AUTHOR=Du Yongjiang , Hu Changchang , Ye Chaoshuang , Wu Ruijin TITLE=Risk factors for coexisting deep endometriosis for patients with recurrent ovarian endometrioma JOURNAL=Frontiers in Surgery VOLUME=9 YEAR=2022 URL=https://www.frontiersin.org/journals/surgery/articles/10.3389/fsurg.2022.963686 DOI=10.3389/fsurg.2022.963686 ISSN=2296-875X ABSTRACT=Aim

The aim of this study was to assess the risk factors for coexisting deep endometriosis (DE) in patients with recurrent ovarian endometrioma (OE).

Methods

We retrospectively reviewed 151 recurrent OE patients who had been diagnosed of OE but not DE at the time of their first surgery and then received a second surgery for recurrent endometriosis with or without DE. Their clinical characteristics at the time of the first and second surgeries were collected.

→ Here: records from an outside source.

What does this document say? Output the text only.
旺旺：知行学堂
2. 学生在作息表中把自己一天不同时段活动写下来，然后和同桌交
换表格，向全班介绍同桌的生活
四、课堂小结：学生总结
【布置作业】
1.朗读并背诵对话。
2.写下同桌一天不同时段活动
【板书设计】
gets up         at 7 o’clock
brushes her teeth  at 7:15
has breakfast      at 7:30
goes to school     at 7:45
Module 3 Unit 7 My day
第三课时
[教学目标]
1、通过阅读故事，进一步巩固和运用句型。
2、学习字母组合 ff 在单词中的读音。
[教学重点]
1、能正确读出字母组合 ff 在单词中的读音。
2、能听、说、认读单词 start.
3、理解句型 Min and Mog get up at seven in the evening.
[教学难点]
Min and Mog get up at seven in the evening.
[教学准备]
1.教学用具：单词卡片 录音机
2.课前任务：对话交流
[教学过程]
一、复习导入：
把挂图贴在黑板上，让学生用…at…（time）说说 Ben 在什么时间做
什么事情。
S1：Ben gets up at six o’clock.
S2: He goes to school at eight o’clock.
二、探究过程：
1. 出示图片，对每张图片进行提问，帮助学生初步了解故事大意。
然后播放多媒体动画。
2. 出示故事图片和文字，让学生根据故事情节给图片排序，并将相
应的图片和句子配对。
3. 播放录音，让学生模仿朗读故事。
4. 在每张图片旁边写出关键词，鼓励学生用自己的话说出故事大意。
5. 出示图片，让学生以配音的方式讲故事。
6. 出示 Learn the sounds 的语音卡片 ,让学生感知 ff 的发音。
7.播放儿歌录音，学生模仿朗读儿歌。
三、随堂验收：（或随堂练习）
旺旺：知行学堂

Univariate and multivariate logistic regression analyses were conducted to identify potential risk factors for coexisting DE in patients with recurrent OE.

Results

Among the 151 recurrent OE patients, 46 were diagnosed of DE during the recurrent surgery and included in the DE group, while the remaining 105 patients were included in the non-DE group. In univariate analysis, there were significant differences in terms of uterine retroversion during the primary surgery and the follow-up time after the primary surgery between the DE and non-DE groups. The multivariate analysis also showed that both uterine retroversion and the follow-up time (≥5 years) were associated with the coexistence of DE during the recurrent surgery. The odds ratio (OR) for uterine retroversion was 3.72 [95% confidence interval (CI) 1.62–8.53], and the OR for follow-up time (≥5 years) was 5.03 (95% CI 2.29–11.02).

Conclusions

Our study suggested that for recurrent OE patients, uterine retroversion during the first surgery and a follow-up time of at least 5 years are risk factors for the coexistence of DE in recurrent surgery, early prevention and full preparation before the recurrent surgery should be emphasized in these conditions.